For the first nine month period through June 2014, the company posted a loss of N22.62 million, which is more than the N3.20 million the same period of the corresponding year (Q2) 2013, while sales increased slightly by 3.06 percent to N628.35 million.
Analysis by BusinessDay shows that the company took a hit at the bottom line due to swelling operating expenses.
Operating expenses in the review period increased by 13.82 percent to N178.88 million compared with N157.15 million the preceding year. Operating expenses margin moved to 28.46 percent in 2014 from 25.80 percent in 2013. It means that for every one naira made in sales by the company, it spends N0.28k on operating expenses.
Additionally, cost of sales jumped by 2.70 percent to N457.80 million in Q3 2014, as against N445.73 million last year, while cost of sales margin which measures the relationship between sales and production cost was flattish at 73 percent.
The insurmountable costs incurred by Vono Products are peculiar with most firms operating in the FMCG sector of Africa’s largest economy and populous economy, Nigeria.
Most firms have distribution costs spike due to bad roads, delay at the country’s ports caused by menacing gridlock that at times results in production bottlenecks.
An industry analyst, who prefers to remain anonymous, said Vono Product had been spending copiously on diesel oil, which is a more expensive alternative source of energy to power plant for the purposes of production. These challenges, he said, are responsible for part of surging energy costs thus the huge operating expenses.
Most industry players in the sector have bemoaned the volatility in the country’s currency in relation to the dollar as this fluctuation makes the price of imported materials expensive.

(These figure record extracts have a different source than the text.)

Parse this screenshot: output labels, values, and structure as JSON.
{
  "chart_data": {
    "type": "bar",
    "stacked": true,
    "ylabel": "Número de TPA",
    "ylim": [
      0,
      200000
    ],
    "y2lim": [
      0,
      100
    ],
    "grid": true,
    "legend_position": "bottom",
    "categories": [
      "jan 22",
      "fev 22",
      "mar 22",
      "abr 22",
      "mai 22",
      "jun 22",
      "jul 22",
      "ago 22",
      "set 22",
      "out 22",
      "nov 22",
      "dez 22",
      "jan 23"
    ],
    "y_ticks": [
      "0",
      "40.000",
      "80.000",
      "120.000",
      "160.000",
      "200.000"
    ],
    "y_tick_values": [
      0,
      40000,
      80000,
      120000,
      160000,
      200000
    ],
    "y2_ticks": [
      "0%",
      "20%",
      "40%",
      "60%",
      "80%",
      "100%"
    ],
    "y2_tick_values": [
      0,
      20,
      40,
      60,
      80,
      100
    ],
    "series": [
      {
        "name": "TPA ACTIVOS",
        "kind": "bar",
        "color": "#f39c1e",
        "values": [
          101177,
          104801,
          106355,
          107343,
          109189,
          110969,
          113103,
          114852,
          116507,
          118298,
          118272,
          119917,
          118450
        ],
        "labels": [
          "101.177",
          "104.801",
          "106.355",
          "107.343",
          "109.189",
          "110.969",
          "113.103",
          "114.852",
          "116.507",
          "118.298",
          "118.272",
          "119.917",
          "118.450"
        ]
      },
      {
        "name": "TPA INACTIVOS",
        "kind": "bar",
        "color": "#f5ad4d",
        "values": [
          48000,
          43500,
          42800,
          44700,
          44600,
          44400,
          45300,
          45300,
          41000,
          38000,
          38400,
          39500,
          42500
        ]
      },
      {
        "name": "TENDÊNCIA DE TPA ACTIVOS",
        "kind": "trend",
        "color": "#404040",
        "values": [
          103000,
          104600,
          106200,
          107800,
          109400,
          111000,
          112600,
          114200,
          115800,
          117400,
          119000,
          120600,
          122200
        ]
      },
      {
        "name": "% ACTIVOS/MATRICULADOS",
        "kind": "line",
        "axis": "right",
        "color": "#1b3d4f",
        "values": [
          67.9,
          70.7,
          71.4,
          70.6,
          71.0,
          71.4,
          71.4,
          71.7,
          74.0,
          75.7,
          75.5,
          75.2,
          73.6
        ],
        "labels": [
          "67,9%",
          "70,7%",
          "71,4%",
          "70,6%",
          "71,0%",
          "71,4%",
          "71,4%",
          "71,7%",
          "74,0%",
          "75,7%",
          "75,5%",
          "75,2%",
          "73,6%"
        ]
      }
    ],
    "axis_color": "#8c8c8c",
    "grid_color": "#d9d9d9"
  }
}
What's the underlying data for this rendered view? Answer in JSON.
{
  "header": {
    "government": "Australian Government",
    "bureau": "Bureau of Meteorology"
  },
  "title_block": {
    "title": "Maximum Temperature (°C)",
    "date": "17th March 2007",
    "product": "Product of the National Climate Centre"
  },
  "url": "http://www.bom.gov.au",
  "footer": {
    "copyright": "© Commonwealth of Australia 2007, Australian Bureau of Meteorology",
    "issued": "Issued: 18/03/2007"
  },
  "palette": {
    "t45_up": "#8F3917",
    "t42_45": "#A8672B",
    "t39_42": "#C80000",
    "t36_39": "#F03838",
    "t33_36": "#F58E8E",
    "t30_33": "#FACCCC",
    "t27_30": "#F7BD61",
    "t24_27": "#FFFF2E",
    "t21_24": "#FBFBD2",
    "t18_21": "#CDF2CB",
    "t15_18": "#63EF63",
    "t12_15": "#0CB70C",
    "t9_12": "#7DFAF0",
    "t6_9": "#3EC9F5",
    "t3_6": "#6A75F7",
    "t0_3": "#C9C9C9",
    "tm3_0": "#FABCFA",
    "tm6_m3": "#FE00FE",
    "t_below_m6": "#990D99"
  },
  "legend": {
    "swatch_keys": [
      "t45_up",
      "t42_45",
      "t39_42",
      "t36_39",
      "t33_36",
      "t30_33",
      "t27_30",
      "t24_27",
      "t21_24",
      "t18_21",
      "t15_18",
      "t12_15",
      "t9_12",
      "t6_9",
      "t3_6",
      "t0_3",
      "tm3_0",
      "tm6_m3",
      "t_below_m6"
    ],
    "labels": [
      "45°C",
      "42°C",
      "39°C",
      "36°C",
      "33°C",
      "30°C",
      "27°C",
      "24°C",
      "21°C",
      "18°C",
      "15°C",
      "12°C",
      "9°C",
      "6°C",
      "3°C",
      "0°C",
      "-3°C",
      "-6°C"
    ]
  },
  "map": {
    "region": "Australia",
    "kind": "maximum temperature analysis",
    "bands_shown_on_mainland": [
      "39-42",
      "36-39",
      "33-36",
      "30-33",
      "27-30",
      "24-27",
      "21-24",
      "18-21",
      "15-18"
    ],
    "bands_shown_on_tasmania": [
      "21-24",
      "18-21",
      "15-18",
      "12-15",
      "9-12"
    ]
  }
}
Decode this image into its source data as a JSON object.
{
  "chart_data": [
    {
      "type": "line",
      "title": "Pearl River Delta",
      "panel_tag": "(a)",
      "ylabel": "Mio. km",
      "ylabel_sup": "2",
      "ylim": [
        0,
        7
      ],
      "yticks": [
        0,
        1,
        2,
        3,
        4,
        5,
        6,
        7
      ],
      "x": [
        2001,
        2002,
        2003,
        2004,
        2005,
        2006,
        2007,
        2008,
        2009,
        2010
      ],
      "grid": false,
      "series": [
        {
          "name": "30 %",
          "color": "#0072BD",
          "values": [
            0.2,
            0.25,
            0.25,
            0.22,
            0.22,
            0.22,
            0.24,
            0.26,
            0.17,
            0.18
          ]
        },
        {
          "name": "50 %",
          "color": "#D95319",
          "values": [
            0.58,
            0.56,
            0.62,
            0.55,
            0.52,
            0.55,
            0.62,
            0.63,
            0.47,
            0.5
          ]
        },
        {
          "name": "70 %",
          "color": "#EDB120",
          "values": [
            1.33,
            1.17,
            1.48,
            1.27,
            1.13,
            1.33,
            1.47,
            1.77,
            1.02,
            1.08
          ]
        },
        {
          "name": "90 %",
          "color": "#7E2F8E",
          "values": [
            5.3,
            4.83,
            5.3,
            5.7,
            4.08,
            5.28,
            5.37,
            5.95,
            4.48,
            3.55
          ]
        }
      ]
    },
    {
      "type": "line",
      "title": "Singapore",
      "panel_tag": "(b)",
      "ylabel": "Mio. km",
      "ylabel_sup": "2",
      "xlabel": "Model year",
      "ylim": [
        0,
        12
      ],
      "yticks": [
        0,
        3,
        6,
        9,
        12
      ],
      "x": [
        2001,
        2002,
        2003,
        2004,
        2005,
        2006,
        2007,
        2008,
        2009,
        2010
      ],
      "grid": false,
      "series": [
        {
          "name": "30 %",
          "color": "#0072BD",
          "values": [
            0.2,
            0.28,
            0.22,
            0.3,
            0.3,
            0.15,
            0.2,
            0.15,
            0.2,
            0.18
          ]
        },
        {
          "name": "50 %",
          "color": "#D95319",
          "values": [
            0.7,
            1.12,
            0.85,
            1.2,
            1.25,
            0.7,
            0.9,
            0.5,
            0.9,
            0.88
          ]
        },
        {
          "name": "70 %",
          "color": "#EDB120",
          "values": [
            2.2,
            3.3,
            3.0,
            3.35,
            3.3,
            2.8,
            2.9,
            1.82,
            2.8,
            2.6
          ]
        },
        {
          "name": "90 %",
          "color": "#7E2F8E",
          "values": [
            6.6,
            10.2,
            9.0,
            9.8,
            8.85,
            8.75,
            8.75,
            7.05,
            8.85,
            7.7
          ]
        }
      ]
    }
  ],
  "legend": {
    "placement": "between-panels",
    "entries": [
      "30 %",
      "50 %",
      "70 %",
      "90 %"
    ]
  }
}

Manufacturers should brace up as the country’s apex bank has devalued the naira to N168 from N155 in order to protect the reserve and stabilise the economy as crude, which accounts for 75 percent of government revenue, continues to dwindle.
Analysts are also attributing the slow growth of Vono Products to squeeze in consumer spending and also the insurgency in the North part of the country that has hindered most firms from pushing their products to the crisis region.
They also added that the influx of cheap and substandard products into the country from Asian countries further undermine the growth prospect of Vono Products and other firms operating in the industry.
Vono’s interest and similar charges were up by 62.88 percent to N16.06 million from N9.89 million last year, while total interest bearing loans increased by 17.03 percent to N516.52 million.
The proportion of debt in the capital structure of the company expanded as debt to equity ratio, which measure the extent to which a firm’s balance sheet is funded by lenders, moved to 63.37 percent as against 52.86 percent the preceding year.
Total assets were down by 1.86 percent to N1.88 billion, while accumulated losses that form part of total equity stood at N1.74 billion.
The company’s share price closed at N1.07 on the floor of the NSE, while market capitalisation was N603.1 million.